Dist. Wayne No. 07CA0022, 2008-Ohio-2493, ¶ 5. “No error in either the admission or the

exclusion of evidence and no error or defect in any ruling or order or in anything done or omitted

by the court or by any of the parties is ground for granting a new trial or for setting aside a verdict

or for vacating, modifying or otherwise disturbing a judgment or order, unless refusal to take such

action appears to the court inconsistent with substantial justice.

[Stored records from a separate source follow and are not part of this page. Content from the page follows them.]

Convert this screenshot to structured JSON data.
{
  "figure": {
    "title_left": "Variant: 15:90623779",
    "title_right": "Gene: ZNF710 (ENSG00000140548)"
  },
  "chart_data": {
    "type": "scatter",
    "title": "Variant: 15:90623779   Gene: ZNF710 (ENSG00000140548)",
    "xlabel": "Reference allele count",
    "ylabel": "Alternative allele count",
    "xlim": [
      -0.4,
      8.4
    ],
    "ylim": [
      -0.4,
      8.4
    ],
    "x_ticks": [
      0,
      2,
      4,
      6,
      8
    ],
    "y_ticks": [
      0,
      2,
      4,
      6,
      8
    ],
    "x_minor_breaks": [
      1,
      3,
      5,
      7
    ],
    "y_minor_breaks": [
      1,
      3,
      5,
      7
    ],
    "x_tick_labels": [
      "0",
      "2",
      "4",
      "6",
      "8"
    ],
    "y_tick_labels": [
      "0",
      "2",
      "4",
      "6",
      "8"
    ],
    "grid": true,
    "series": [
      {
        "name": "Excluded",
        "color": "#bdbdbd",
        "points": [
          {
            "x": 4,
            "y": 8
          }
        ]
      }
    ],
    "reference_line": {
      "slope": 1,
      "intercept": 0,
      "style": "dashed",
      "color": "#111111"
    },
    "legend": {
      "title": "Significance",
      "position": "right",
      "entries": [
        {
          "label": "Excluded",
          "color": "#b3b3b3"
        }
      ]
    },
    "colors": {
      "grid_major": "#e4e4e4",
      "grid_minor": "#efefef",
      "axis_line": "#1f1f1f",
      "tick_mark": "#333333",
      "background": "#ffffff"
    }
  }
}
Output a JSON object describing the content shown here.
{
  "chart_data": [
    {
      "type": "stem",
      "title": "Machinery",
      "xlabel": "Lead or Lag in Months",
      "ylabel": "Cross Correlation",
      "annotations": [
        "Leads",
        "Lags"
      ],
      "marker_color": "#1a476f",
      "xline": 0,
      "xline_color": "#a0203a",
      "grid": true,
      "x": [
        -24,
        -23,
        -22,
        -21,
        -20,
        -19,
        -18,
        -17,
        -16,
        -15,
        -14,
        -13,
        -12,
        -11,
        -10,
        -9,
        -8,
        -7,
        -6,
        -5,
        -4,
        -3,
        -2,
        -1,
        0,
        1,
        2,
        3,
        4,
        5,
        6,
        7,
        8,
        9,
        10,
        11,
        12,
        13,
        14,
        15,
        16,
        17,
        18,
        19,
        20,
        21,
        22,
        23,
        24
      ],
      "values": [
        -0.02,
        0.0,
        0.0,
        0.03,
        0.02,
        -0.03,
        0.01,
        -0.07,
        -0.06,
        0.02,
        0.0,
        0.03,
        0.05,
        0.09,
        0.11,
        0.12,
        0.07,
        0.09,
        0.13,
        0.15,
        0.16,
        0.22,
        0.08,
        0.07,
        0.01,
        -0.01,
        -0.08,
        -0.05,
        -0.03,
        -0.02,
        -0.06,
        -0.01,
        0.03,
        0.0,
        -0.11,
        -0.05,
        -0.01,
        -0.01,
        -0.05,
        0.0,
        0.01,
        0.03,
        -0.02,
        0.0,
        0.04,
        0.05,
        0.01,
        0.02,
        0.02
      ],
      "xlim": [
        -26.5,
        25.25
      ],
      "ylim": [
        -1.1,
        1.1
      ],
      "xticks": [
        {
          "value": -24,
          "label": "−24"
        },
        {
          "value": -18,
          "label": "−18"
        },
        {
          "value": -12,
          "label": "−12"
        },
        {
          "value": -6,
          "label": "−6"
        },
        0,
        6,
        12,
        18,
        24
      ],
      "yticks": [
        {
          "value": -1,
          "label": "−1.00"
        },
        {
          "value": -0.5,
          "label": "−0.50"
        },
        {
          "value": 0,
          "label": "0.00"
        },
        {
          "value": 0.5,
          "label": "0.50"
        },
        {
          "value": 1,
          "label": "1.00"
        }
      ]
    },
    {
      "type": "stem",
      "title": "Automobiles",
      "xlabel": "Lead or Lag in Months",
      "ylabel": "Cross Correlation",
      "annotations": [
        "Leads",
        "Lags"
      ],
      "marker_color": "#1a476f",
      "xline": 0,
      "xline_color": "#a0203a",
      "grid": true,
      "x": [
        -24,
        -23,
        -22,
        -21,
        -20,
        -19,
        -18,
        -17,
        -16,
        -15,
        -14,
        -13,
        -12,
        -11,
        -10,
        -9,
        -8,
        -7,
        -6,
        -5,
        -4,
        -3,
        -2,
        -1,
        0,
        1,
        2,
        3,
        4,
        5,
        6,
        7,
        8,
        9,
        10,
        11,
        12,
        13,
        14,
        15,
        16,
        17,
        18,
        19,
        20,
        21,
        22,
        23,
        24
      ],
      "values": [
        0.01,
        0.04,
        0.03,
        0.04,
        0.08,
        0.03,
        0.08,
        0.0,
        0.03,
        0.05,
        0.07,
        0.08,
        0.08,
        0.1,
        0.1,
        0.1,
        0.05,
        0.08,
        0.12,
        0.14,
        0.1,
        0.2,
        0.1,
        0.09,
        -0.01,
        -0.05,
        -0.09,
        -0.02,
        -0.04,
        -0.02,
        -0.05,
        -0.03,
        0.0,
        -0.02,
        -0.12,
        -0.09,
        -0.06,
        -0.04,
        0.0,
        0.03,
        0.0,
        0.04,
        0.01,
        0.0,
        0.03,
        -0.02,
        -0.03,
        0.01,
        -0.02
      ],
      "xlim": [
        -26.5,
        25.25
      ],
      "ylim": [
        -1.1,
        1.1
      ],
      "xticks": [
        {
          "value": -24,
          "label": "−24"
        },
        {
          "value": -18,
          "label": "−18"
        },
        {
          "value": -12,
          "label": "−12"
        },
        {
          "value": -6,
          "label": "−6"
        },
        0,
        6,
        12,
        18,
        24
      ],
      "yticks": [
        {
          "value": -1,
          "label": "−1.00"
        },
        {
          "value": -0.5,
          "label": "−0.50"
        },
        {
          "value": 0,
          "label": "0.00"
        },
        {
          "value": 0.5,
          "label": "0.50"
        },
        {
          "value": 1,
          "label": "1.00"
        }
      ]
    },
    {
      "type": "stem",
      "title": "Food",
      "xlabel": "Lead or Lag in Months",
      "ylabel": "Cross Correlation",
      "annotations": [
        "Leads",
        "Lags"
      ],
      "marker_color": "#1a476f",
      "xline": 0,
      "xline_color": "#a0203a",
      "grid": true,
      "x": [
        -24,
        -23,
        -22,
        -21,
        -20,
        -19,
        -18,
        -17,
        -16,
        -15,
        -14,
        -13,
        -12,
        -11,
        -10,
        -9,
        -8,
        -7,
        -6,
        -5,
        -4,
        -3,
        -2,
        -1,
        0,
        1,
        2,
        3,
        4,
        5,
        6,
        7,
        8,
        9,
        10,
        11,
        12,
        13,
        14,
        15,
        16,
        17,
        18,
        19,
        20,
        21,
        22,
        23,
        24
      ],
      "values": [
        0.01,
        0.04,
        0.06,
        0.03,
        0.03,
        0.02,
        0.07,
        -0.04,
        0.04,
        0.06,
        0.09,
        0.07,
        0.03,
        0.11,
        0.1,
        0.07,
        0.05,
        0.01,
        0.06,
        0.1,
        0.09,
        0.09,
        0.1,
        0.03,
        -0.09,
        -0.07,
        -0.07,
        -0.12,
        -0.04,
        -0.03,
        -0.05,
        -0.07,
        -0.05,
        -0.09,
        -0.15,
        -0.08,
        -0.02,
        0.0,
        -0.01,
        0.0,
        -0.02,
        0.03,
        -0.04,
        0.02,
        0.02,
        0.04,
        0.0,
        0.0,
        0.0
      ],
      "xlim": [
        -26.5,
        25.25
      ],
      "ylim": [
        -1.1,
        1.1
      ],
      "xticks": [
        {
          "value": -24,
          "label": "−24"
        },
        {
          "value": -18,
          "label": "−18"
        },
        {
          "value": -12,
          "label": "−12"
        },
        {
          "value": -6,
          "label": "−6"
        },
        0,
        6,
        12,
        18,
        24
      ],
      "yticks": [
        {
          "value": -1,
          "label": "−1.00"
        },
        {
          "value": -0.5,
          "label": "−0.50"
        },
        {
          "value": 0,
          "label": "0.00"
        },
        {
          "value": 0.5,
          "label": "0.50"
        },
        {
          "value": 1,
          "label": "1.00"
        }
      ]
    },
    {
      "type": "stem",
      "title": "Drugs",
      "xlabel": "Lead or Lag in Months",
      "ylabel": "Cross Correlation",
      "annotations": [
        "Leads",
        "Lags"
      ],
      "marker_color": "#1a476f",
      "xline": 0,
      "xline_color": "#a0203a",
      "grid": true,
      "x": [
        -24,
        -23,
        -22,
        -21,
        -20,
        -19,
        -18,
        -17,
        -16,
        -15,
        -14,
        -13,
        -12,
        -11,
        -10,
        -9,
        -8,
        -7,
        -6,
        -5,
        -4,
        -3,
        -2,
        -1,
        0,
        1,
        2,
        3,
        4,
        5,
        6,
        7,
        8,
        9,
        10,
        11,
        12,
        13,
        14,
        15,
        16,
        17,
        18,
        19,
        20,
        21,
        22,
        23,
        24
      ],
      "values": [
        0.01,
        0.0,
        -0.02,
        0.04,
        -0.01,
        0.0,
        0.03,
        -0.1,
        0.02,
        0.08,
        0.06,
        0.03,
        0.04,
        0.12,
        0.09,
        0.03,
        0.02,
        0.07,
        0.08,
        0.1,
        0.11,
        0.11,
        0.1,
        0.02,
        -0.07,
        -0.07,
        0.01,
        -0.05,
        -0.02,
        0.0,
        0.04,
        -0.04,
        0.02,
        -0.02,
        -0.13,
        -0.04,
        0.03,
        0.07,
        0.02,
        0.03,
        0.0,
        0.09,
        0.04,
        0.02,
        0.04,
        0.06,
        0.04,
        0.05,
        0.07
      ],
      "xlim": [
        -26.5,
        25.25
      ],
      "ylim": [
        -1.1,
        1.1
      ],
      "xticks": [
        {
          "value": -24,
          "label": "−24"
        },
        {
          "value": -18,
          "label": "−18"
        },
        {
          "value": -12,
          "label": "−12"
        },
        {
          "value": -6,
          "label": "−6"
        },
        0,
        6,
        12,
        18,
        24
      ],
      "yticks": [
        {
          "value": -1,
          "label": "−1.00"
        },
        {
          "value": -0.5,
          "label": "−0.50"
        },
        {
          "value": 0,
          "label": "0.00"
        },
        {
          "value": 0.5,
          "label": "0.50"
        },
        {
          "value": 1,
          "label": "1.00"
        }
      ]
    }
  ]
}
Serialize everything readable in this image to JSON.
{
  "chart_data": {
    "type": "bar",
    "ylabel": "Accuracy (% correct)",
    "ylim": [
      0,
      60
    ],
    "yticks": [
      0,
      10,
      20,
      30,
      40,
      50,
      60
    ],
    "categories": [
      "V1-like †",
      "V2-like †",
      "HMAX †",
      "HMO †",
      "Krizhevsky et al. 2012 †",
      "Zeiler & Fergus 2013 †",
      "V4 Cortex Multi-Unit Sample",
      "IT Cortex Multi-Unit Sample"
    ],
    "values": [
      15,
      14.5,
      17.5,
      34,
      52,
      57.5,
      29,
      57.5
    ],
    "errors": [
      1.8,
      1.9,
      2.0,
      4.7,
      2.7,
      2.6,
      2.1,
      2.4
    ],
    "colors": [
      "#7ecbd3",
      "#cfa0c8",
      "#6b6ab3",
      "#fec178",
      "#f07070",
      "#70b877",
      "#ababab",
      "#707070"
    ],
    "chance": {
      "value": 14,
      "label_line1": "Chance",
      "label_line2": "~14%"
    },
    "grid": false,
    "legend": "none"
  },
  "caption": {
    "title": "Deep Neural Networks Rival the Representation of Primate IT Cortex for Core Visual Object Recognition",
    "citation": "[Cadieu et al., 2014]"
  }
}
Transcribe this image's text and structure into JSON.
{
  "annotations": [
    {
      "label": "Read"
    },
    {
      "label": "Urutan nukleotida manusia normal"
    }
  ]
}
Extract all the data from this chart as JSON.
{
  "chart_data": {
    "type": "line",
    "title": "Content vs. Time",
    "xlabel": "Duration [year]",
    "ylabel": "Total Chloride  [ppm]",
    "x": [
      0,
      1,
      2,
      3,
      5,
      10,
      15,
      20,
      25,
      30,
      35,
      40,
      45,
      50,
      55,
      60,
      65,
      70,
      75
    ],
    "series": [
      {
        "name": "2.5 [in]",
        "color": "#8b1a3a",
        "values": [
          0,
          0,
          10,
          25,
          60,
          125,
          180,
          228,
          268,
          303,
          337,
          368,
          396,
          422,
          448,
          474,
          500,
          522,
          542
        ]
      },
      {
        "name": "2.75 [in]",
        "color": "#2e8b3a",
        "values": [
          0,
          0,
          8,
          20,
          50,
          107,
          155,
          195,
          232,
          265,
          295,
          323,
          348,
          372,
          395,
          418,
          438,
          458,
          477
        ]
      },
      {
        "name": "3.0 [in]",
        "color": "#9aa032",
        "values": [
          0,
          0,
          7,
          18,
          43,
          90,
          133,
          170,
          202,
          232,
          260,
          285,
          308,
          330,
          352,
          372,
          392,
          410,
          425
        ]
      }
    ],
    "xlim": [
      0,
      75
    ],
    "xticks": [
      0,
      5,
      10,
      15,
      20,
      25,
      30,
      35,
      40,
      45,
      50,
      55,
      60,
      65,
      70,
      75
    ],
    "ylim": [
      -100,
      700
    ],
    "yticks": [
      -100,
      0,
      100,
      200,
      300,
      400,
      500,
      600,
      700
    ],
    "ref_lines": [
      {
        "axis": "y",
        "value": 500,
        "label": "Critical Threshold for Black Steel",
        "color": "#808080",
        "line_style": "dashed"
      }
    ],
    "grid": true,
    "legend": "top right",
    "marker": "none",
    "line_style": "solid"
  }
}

The court at every stage of the

proceeding must disregard any error or defect in the proceeding which does not affect the

substantial rights of the parties.” Civ.R. 61.
                                                 14

       {¶37} Because the award of attorney fees was properly made under R.C. 3105.73(A), we

disregard any error in the trial court’s application of Civ.R. 11 as harmless error.

       {¶38} Ms. Young’s third assignment of error is overruled.

                                                 III.

       {¶39} Ms. Young’s three assignments of error are overruled. The judgment of the Lorain

County Court of Common Pleas, Domestic Relations Division is affirmed.

                                                                                 Judgment affirmed.

       There were reasonable grounds for this appeal.

       We order that a special mandate issue out of this Court, directing the Court of Common

Pleas, County of Lorain, State of Ohio, to carry this judgment into execution. A certified copy of

this journal entry shall constitute the mandate, pursuant to App.R. 27.

       Immediately upon the filing hereof, this document shall constitute the journal entry of

judgment, and it shall be file stamped by the Clerk of the Court of Appeals at which time the period

for review shall begin to run. App.R. 22(C). The Clerk of the Court of Appeals is instructed to

mail a notice of entry of this judgment to the parties and to make a notation of the mailing in the

docket, pursuant to App.R. 30.

       Costs taxed to Appellant.

                                                        THOMAS A. TEODOSIO
                                                        FOR THE COURT

HENSAL, J.
CARR, P. J.
CONCUR
                                        15

APPEARANCES:

SCOTT M. ZURAKOWSKI, OWEN J. RARRIC, and ANDREW R. BURTON, Attorneys at Law,
for Appellant.

JOSEPH G. STAFFORD and NICOLE A. CRUZ, Attorneys at Law, for Appellee.